The project starts when we, Ambra and Rubi, met in San Cristóbal de las Casas, Chiapas, Mexico, in 2016. At the time, Ambra was working in a human rights center in defense of the indigenous peoples and Rubi was investigating social, environmental and gender inequalities as an anthropologist in San Juan Cancuc, a Tzeltal community belonging to the Maya ethnicity. There, she analyzed how women were using cultural practices to adapt to climate change, and there she discovered the smiling faces of women who were organizing themselves to escape the poverty in which they were living with their families. The first approaches were difficult: the language, the marginalization, the situation of extreme poverty and the structural gender-based violence that are felt in the streets of the community, made the intervention complicated, but Doña Juana and Victoria opened the doors of their community and those of their house. There, Rubi discovered their art. She was hugely impressed and became passionate about these women and their work. Motivated by a commitment of reciprocity, Rubi shared this passion with Ambra. We offered Victoria to make a video showing the process of the back-strap loom to thank her for her hospitality.
We started making several shots, interviewed women, visited their homes, as we became more and more aware of the reality of young Mayan women like Victoria living in the third poorest municipality in Mexico where 97% of the population lives in poverty, where more than half of the women are illiterate and do not speak Spanish and only 9% participates in an economic activity. Victoria’s story and her ability to steer an all-female weaver’s collective in these circumstances deserve much more than just a promotional video. Together with Victoria, we decided her story was worth a documentary. The investigative work and the communication that we maintained at a distance with Victoria allowed us to return to the community in September 2018.

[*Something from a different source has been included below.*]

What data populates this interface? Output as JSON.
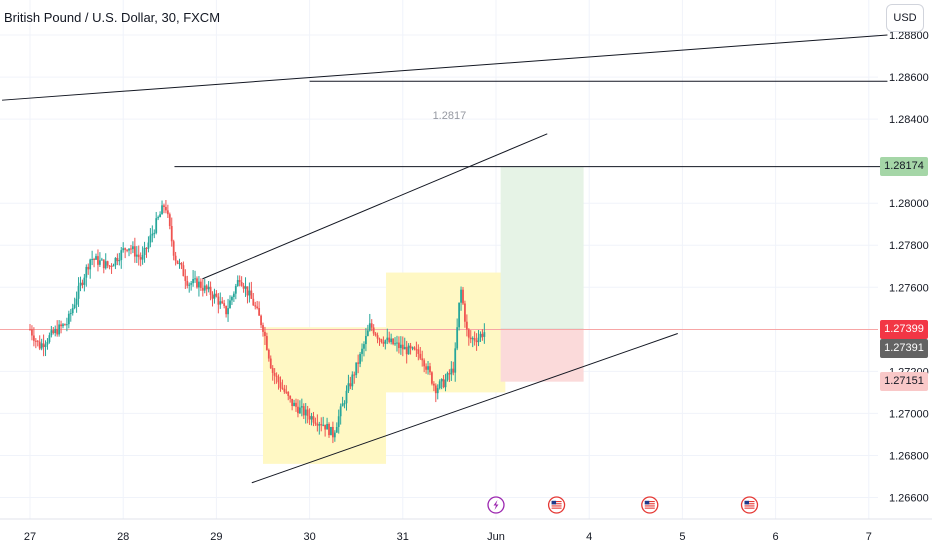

“Junax, thread by thread” is a story of female legacy and empowerment. It shows how standing together can make quite the difference, and the resilience of whom suffers double institutional discrimination. Day by day and thread by thread, the women are working hard within a context of inequality and social injustice to create opportunities for the future generation.
The ultimate basis of the documentary “Junax”, meaning “Together” in Tzeltal language, is the union of three women from such diverse social and cultural background as are Victoria, Rubi and Ambra. Together, they imagined, conceived and developed “Junax, thread by thread” to give the world a feminine perspective of resilience, solidarity, creativity and work.